Je suis clairement tombée amoureuse de la Tasmanie, malgré les températures fraîches. En fait, il ne faisait pas froid (sauf à Cradle Mountain) mais le vent du Pôle Sud, lui, était froid. Mais la nature était tellement belle, divine, enchanteresse que moi, lézard-né, amoureuse de la chaleur, je n’ai pas eu de soucis avec les températures. Je suis tombée amoureuse de la quiétude et du côté sauvage de la Tasmanie. Bien entendu, l’hiver doit être difficile. Je me suis sentie en paix en Tasmanie. Mon portable ne passait pas, pas l’espoir de trouver un cyber café; j’en avais besoin. Peut-être que j’en ai besoin.

 

La sortie de l’aéroport a été un déversement de gens partout, d’urbanité et de pollution. Tout ce mouvement m’a fait bizarre. Je me suis sentie bizarre quelques jours. D’ailleurs, je ne me suis pas encore rendue en ville…Je me suis sentie bien au milieu de la nature, comme sa progéniture.

 

Grâce à cette expérience, je continue mon travail personnel sur ce que je veux dans la vie. Je veux vivre proche de la nature.

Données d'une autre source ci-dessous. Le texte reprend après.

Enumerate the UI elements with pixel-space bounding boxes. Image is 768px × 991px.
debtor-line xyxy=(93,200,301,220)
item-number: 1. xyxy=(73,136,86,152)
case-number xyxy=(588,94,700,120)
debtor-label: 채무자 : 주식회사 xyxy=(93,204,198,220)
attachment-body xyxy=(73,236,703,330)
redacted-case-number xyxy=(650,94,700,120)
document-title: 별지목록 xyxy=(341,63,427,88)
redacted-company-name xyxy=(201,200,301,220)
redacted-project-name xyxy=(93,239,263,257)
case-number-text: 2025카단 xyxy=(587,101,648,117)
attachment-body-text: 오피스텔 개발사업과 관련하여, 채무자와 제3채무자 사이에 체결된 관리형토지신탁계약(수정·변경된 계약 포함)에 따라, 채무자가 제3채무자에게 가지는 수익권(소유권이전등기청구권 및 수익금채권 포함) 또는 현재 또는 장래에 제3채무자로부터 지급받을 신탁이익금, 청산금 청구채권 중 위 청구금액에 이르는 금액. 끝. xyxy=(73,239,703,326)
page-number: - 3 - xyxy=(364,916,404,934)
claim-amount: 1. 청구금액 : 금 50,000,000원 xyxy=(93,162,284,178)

J’ai même commencé à regarder à des opportunités professionnelles dans ce sens.

 

J’ai été très touchée par un ami qui a essayé de me convaincre de revenir en France, à Paris, pour faire mes études. J’apprécie beaucoup cette attention. Mais j’ai trop souffert de cette atmosphère sulfurique. Je n’ai pas de place, d’armes, rien dans ce monde. J’ai eu de la chance de rencontrer mes amis mais je n’ai aucun espoir pour une vie professionnelle à Paris, je dirais presque ni même en France. J’ai continué de postuler et lorsque j’ai eu des réponses, c’était toujours ‘Oh, comme c’est dommage, on a trouvé quelqu’un mieux que vous’ ou ‘Quel dommage ! Vous n’êtes pas sur le territoire actuellement et nous n’allons pas vous attendre.’

 

Travailler avec la nature me semble pour l’instant plus noble.

 

J’ai pris mon vol pour aller à Wellington en Nouvelle-Zélande. Je compte chercher un travail et avoir un visa permanent.